Ben Gliklich: Sure. The assembly business had a much stronger 2023 than the circuit board and semiconductor businesses. It’s driven by greater concentration in the automotive market, which was healthier than the smartphone market, and call it higher end consumer electronics markets. It’s driven by innovation, which has been driving share both in terms of next generation phases with higher performance attributes. We’ve introduced some new alloys that are higher reliability than what had previously been in the market, which have really interesting applications, not just in automotive, but also in infrastructure markets. And then our power electronics business sits, a portion of it sits within the assembly business, and that’s been very strong. So there’s innovation, market share gain and end market dynamics that are supporting that outperformance in the assembly business.
Christopher Kapsch: That’s helpful. I appreciate that. And then one on Kuprion, I know you’ve expressed a lot of excitement for the technology, and you had some comments about the progress in commercializing with some leading chip makers. And just wondering if, as you have more visibility to that product, future success, if you think the applicability of the technology is solely for the more advanced and complex architectures or is there benefits to the device also such that you could displace alternative copper solutions and legacy devices? Just trying to get a sense for when you might want to take a stab at the TAM [ph] there and when this starts to move the needle in your perceptions? Thanks.
Ben Gliklich: Thank you, Chris. So Kuprion is really exciting. Our commercial traction is greater than we expected it would be, and our progress towards commercialization is faster than we expected it would be. We expect there to be some revenue contribution in the back half of this year and EBITDA contribution in 2025, probably a bit earlier than we thought it would be when we sort of embarked on this journey. The applications for Kuprion span our electronics business. So originally we thought it would be primarily a dye attached [ph] material, which is in semiconductor assembly and advanced packaging. We’re finding that it can also be a circuit board material used to metalize next generation IC substrates. In fact, that’s where more of our traction has been; because the qualification cycles are shorter there than in the semiconductor market.
So the breadth of applications is wider, the customer engagement is better, and it’s on track to be a pretty significant contributor in the medium term here.
Christopher Kapsch: I appreciate the color, thanks.
Ben Gliklich: Thank you.
Operator: [Operator Instructions] Your next question comes from the line of David Silver with CL King.

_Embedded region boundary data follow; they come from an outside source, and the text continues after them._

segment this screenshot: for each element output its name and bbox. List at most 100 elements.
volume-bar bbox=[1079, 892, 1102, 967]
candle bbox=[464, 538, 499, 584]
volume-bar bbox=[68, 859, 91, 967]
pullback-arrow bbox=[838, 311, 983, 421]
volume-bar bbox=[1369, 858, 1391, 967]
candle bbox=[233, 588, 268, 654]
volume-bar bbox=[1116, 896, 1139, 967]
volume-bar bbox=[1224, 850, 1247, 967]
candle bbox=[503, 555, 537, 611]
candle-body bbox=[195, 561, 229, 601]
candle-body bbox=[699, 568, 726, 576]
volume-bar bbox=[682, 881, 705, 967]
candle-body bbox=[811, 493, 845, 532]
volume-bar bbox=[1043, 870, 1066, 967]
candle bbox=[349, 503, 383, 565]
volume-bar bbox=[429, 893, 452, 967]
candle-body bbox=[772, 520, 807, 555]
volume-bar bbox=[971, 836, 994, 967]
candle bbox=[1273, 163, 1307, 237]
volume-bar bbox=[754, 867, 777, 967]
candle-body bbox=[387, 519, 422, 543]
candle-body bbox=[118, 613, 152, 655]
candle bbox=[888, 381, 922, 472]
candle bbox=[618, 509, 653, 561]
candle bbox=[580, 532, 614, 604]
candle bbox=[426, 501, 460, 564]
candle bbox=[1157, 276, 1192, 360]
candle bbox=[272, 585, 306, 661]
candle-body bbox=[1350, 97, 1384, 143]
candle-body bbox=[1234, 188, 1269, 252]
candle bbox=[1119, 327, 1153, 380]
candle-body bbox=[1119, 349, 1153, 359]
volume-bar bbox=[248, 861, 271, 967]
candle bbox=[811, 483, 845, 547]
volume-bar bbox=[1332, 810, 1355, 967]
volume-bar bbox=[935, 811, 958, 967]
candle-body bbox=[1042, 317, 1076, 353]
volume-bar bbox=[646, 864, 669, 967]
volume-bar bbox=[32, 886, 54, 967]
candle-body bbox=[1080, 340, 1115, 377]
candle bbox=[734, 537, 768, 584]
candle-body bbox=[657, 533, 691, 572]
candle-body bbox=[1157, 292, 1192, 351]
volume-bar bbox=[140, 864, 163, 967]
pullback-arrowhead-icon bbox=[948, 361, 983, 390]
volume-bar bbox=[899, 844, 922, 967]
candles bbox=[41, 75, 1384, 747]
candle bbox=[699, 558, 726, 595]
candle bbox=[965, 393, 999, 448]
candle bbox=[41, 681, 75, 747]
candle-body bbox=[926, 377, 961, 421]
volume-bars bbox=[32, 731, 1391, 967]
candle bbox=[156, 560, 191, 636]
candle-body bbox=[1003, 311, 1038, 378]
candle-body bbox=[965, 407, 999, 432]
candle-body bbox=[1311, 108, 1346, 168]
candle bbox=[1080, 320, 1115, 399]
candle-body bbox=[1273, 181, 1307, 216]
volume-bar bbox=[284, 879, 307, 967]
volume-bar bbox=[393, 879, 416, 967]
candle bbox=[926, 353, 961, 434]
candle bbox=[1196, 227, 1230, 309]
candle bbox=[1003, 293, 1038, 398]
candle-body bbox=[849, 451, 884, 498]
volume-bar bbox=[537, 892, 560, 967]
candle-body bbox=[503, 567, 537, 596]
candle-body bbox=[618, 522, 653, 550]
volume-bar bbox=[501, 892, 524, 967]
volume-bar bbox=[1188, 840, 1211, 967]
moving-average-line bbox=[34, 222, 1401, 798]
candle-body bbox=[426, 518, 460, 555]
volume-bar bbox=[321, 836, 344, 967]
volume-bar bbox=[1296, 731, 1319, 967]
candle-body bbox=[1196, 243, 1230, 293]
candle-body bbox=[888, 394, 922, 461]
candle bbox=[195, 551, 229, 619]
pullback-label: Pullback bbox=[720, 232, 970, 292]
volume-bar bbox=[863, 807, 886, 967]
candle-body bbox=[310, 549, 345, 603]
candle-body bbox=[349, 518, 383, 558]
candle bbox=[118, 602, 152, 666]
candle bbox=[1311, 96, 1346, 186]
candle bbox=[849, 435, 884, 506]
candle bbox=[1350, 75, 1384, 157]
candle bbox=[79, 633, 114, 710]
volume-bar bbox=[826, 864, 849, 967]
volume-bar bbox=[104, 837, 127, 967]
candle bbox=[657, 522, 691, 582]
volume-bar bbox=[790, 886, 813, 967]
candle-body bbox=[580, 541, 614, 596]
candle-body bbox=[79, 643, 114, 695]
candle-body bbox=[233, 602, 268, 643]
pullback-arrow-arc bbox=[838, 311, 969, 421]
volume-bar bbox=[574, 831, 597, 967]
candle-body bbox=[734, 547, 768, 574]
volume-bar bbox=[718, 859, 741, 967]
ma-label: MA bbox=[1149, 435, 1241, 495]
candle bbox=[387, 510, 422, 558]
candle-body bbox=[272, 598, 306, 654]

Your line is open.
David Silver: Yes, hi, good morning. I’d like to ask maybe if you could comment on your outlook for your overall business in China, maybe from a couple, two, three-year outlook. But over the last year or two, there’s definitely been some shifts in terms of trade restrictions and I guess the positioning of some of your major customers, re-shoring, on-shoring et cetera, but I think it’s still your largest country business in terms of revenues outside of the U.S. If you could maybe just discuss your thoughts on your opportunity set in that market, and if there are some shifts in either your resourcing for that region or how you expect your business in that country to evolve? Thank you.